June laying on the ground, seemingly having a miscarriage.

2 Comments

  1. I’m trying to imagine how this show would handle the fall and rebuild. If it goes down that path. And, I will say, I do like the world building but I must admit I just wish the characters involved in it had that something to invest in. Besides familiarity.

  2. Surprised by some of the commentary on this episode… personally, I’ve found the “colonies” and “econopeople” diversions the most interesting parts of Season 2 so far… what is gained by them? I’d say that they offer some insight into what this world is like for the lower orders, whereas Season 1, like the novel, was largely confined to the white picket fenced suburbs of the elite ruling class… what I predict (or at least what I hope) comes from the colonies section are an insight into what it means to live with dignity when death is staring you in the face. It could be rather like a distaff sci-fi version of the Gulag novel “One Day In The Life Of Ivan Denisovich”

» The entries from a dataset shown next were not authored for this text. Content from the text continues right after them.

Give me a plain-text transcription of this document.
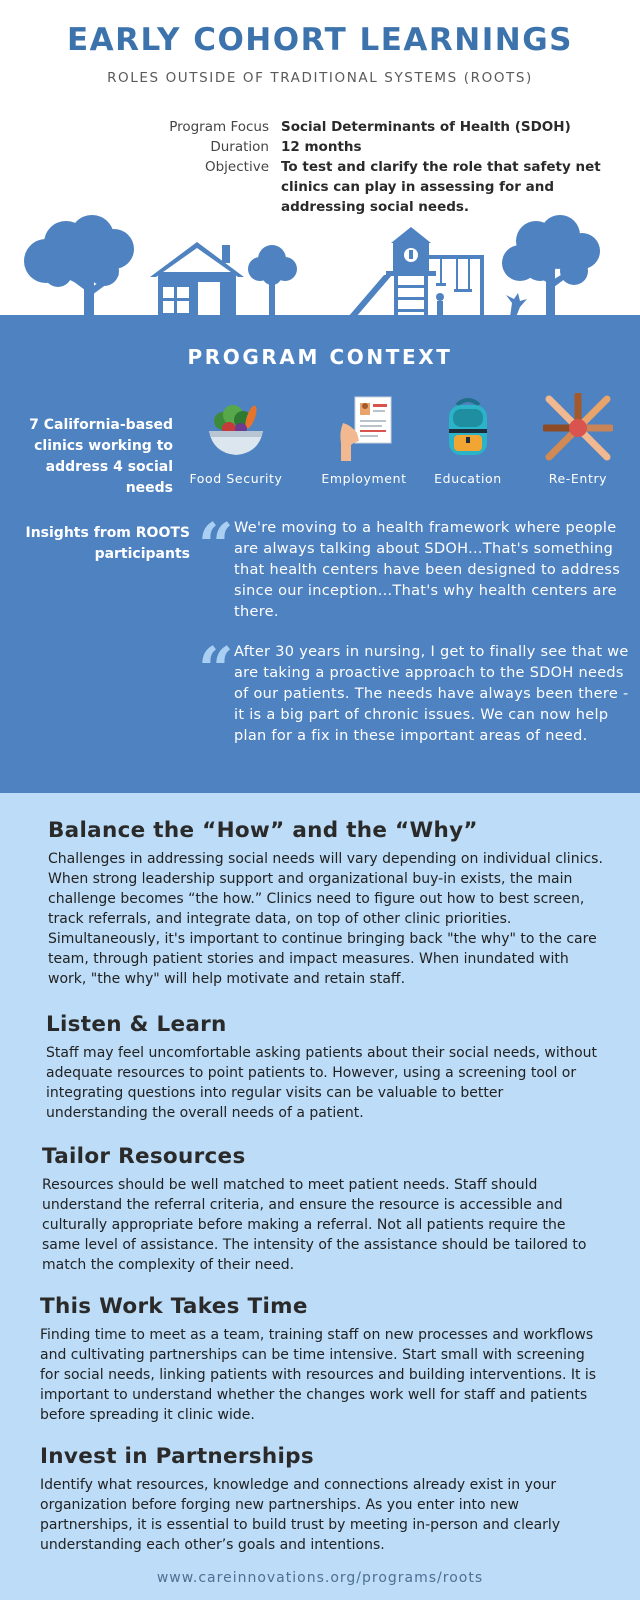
EARLY COHORT LEARNINGS
ROLES OUTSIDE OF TRADITIONAL SYSTEMS (ROOTS)
Program Focus Social Determinants of Health (SDOH)
Duration 12 months
Objective To test and clarify the role that safety net clinics can play in assessing for and addressing social needs.
PROGRAM CONTEXT
7 California-based clinics working to address 4 social needs
Food Security	Employment	Education	Re-Entry
Insights from ROOTS participants “ We're moving to a health framework where people are always talking about SDOH...That's something that health centers have been designed to address since our inception...That's why health centers are there.
“ After 30 years in nursing, I get to finally see that we are taking a proactive approach to the SDOH needs of our patients. The needs have always been there - it is a big part of chronic issues. We can now help plan for a fix in these important areas of need.
Balance the “How” and the “Why”

Challenges in addressing social needs will vary depending on individual clinics. When strong leadership support and organizational buy-in exists, the main challenge becomes “the how.” Clinics need to figure out how to best screen, track referrals, and integrate data, on top of other clinic priorities. Simultaneously, it's important to continue bringing back "the why" to the care team, through patient stories and impact measures. When inundated with work, "the why" will help motivate and retain staff.

Listen & Learn

Staff may feel uncomfortable asking patients about their social needs, without adequate resources to point patients to. However, using a screening tool or integrating questions into regular visits can be valuable to better understanding the overall needs of a patient.

Tailor Resources

Resources should be well matched to meet patient needs. Staff should understand the referral criteria, and ensure the resource is accessible and culturally appropriate before making a referral. Not all patients require the same level of assistance. The intensity of the assistance should be tailored to match the complexity of their need.

This Work Takes Time

Finding time to meet as a team, training staff on new processes and workflows and cultivating partnerships can be time intensive. Start small with screening for social needs, linking patients with resources and building interventions. It is important to understand whether the changes work well for staff and patients before spreading it clinic wide.

Invest in Partnerships

Identify what resources, knowledge and connections already exist in your organization before forging new partnerships. As you enter into new partnerships, it is essential to build trust by meeting in-person and clearly understanding each other’s goals and intentions.

www.careinnovations.org/programs/roots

    So far, Season 2 has not gone the way I expected it to. I expected that it would focus more on resistance groups, our heroine’s heroic escape and the overthrow of Gilead that is alluded to at the end of the novel… perhaps because the 1990 movie ended with Offred assasinating Commander Fred and then (over the course of a single night) escaping to Canada to live happily ever after with Nick… the approach of Season 2 has been much more somber and focused on showing the nitty gritty inner workings of the society that were only fleetingly.

    The “prayvaganza” or group-wedding is in the book. The novel alludes to the fact that marriages are arranged by the state in Gilead but is vague as to the specific processes… Nick isn’t married off this way in the book, and it’s implied that as a lowly household staffer he wouldn’t have been eligible anyway, since in the book such brides are reserved for soldiers who have distinguished themselves in battle and high ranking government officials.

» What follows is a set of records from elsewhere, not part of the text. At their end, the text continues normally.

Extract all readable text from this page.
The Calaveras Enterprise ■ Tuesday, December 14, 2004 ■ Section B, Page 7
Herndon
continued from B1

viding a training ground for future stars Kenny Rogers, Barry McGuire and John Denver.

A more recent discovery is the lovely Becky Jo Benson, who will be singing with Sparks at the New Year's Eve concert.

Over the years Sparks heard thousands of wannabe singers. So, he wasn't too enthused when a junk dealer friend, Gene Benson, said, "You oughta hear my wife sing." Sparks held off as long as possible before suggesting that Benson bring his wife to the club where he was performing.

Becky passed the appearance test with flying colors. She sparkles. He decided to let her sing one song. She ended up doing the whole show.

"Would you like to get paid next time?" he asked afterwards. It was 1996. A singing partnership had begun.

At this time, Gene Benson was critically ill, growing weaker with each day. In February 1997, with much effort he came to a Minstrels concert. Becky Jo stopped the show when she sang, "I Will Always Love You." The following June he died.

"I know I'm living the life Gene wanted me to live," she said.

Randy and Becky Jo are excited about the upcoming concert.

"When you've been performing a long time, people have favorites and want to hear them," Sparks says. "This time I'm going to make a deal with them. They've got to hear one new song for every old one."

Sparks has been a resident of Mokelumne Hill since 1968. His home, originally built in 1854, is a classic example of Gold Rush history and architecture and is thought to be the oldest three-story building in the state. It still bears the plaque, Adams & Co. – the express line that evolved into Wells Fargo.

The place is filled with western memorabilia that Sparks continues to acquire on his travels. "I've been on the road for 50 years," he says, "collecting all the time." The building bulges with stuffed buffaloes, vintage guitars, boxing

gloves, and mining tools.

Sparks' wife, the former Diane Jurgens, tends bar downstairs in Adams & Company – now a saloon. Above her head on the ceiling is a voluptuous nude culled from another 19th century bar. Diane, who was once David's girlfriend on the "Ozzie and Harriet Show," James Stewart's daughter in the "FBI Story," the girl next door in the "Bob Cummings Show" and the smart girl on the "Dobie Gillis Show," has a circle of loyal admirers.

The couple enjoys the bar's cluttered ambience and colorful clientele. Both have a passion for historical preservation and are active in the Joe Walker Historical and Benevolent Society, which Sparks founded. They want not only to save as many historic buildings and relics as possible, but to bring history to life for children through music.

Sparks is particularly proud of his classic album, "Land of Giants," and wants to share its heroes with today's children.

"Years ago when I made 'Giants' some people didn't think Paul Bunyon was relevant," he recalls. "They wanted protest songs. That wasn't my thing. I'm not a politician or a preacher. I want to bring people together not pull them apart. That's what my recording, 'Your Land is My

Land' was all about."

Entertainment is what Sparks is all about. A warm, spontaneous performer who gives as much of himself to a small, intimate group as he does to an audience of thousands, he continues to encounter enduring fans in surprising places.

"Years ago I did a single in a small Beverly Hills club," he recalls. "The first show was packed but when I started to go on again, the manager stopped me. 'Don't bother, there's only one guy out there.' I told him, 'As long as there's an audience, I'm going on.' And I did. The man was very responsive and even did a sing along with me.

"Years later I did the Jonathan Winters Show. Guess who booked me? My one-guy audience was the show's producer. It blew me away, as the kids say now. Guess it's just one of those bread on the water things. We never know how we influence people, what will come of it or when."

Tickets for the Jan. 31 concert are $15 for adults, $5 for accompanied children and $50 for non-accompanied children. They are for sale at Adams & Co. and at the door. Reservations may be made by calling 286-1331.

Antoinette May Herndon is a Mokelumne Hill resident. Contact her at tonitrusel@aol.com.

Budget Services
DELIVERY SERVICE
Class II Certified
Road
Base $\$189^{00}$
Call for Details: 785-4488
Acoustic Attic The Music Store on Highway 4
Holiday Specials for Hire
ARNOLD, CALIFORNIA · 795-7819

    The book explains that the teen-brides in white are the product of the first generation of Handmaid’s, or possibly-fertile females who were only children when the regime came to power…. I wondered why this scene was left out of Season 1, I thought perhaps showing barely legal teens getting married onscreen was something the producers were afraid would be too controversial, so I was surprised to see it now.

    Nick is younger in the TV series than he is the novel. Perhaps one reason they made him younger was so they could use his character to depict the new model of Gileadan marriage and it’d feel slightly less creepy if the age gap was smaller.

    Certainly I’m looking forward to seeing how Eden’s emotional arc develops… she has no memory of the world before and just takes the social fabric of this world for granted… for now, anyway… if they get round to showing the fall of Gilead, it’ll be interesting to see how she copes if she survives.